Karl Godeg
Des fonds noirs d’une profondeur absolue, traversés de lueurs vermeilles ou dorées qui semblent sourdre de la nuit des temps — l’œuvre de Karl Godeg procède d’une quête obstinée et solitaire : la fécondation de la lumière par la profondeur obscure de l’être.
Figure délibérément marginale, Godeg a toujours préféré la solitude à l’émulation. Nourri par la quête spirituelle de l’expressionnisme, c’est par sa découverte tardive du surréalisme que son œuvre trouve son accomplissement avec ses tableaux abstraits des années 1960.
Avec sa série des Goldbilder, l’or devient matière à part entière — non plus lumière suggérée, mais présence physique et philosophique. Ces œuvres constituent une contribution aussi originale qu’importante à l’abstraction lyrique européenne des années 1960 et ont profondément marqué des artistes aussi divers que Fred Deux, Evi Keller ; on pourrait même trouver un écho de son œuvre dans les tableaux de Georg Baselitz des années 2020.
Karl Godeg naît le 22 mai 1896 à Reichenbach im Vogtland, en Saxe. Dès l’enfance, il dessine avec une précocité remarquable; entre 1911 et 1913, il étudie la sculpture et le moulage à l’école décorative de Dresde. Mobilisé pendant la Première Guerre mondiale, il continue à dessiner sur le front. Il est blessé à Verdun.
Entre 1919 et 1921, il étudie la peinture à Berlin et commence à signer ses œuvres « Godeg ». En 1926, il épouse Thekla, actrice de théâtre, avec qui il partagera toute sa vie.
Sous le régime nazi, le couple est étroitement surveillé. Godeg se réfugie dans l’anonymat, vivant de son poste de professeur de dessin, tout en réalisant des paysages qui, selon ses propres termes, disent parfois « la chape de plomb qui pesait sur l’Allemagne ». Entre 1940 et 1945, il est mobilisé et envoyé en France comme dessinateur de guerre.
À partir des années 1946–1956, il réalise une importante série de portraits de stars de cinéma, de théâtre et de danse, dont certains sont publiés dans des magazines. Découvrant le surréalisme, interdit sous les nazis, il approfondit ses recherches sur le rôle de la lumière, qui deviendra le moteur central de son œuvre.
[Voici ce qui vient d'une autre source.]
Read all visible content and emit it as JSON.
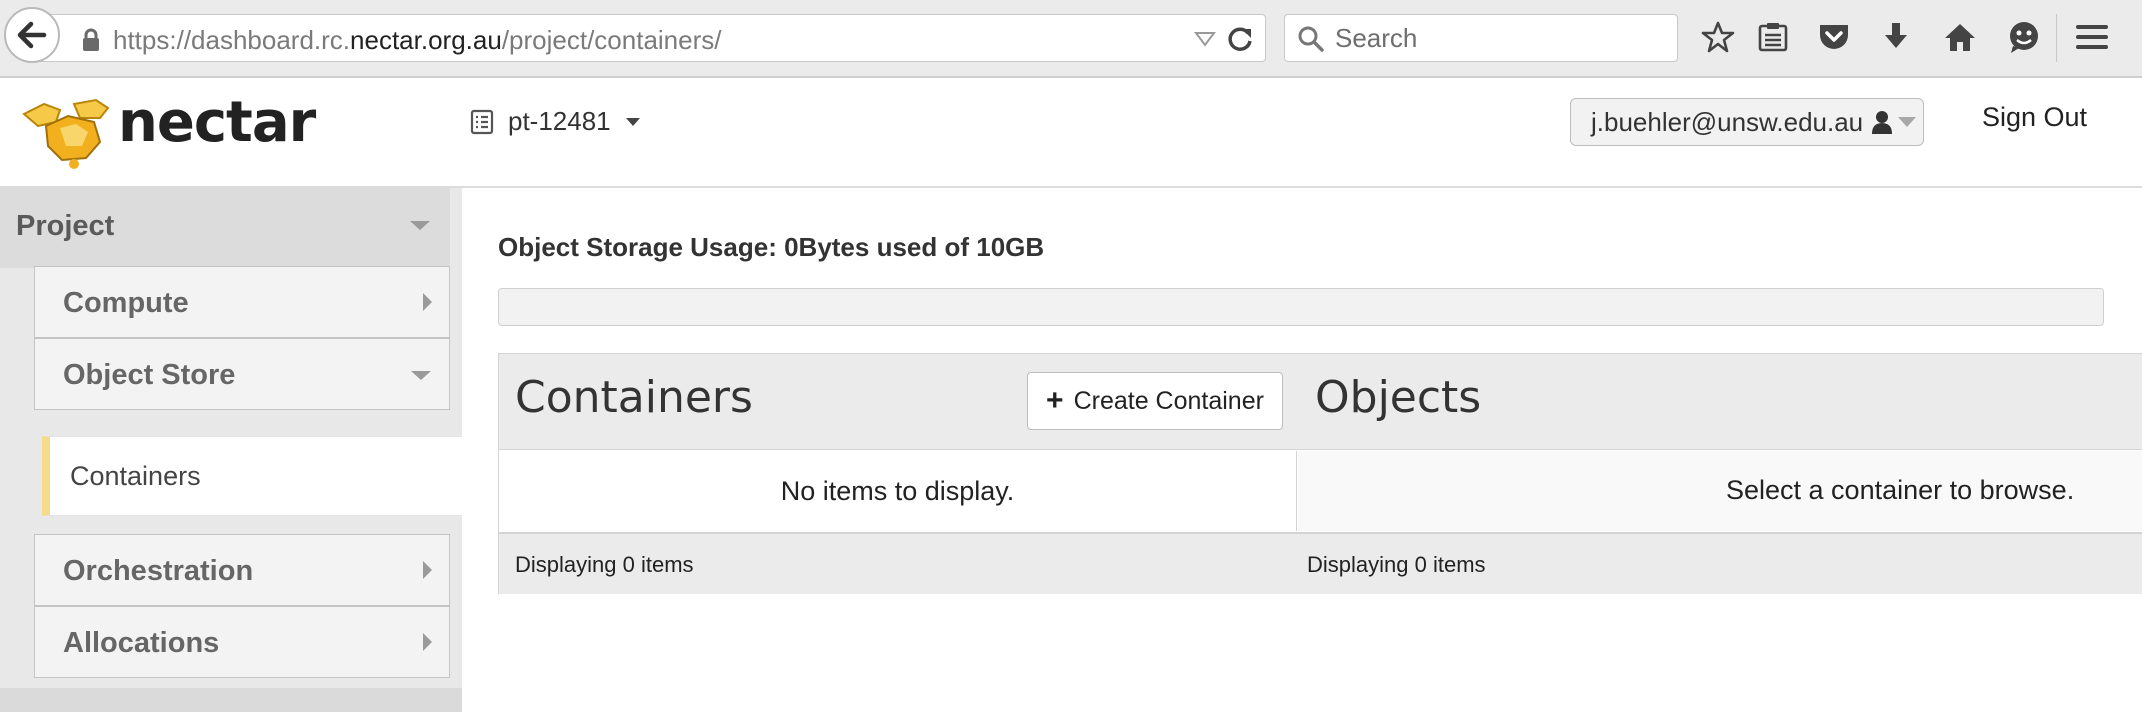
{
  "browser": {
    "url_prefix": "https://dashboard.rc.",
    "url_domain": "nectar.org.au",
    "url_path": "/project/containers/",
    "search_placeholder": "Search",
    "toolbar_icons": [
      "star-icon",
      "reading-list-icon",
      "pocket-icon",
      "download-icon",
      "home-icon",
      "chat-icon",
      "menu-icon"
    ]
  },
  "header": {
    "logo_text": "nectar",
    "project": "pt-12481",
    "user": "j.buehler@unsw.edu.au",
    "sign_out": "Sign Out"
  },
  "sidebar": {
    "project_label": "Project",
    "items": [
      {
        "label": "Compute"
      },
      {
        "label": "Object Store"
      },
      {
        "label": "Containers"
      },
      {
        "label": "Orchestration"
      },
      {
        "label": "Allocations"
      }
    ]
  },
  "main": {
    "usage_title": "Object Storage Usage: 0Bytes used of 10GB",
    "usage_fraction": 0,
    "containers_title": "Containers",
    "create_button": "Create Container",
    "objects_title": "Objects",
    "containers_empty": "No items to display.",
    "objects_empty": "Select a container to browse.",
    "containers_footer": "Displaying 0 items",
    "objects_footer": "Displaying 0 items"
  },
  "colors": {
    "active_accent": "#f5dc8a",
    "logo_yellow": "#f2b01e"
  }
}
À partir de 1956, ayant abandonné la figuration, il élabore des compositions abstraites d’une grande rigueur. Il commence à être remarqué par la critique et exposé dans des musées et centres d’art allemands. Entre 1962 et 1965, c’est la grande période des Goldbilder — peintures d’or — point culminant de sa recherche sur la lumière et la matière. En 1967, à la suite d’un grave accident dont son épouse est victime, Godeg renonce à peindre et se retire de la vie artistique. Il s’éteint à Berlin en 1982.
Il n’est connu en France que bien après sa mort, grâce au travail de la galerie, qui lui dédie de nombreuses expositions à partir de 2000. Une peinture dorée de 1962 est actuellement accrochée au Centre Pompidou à Paris.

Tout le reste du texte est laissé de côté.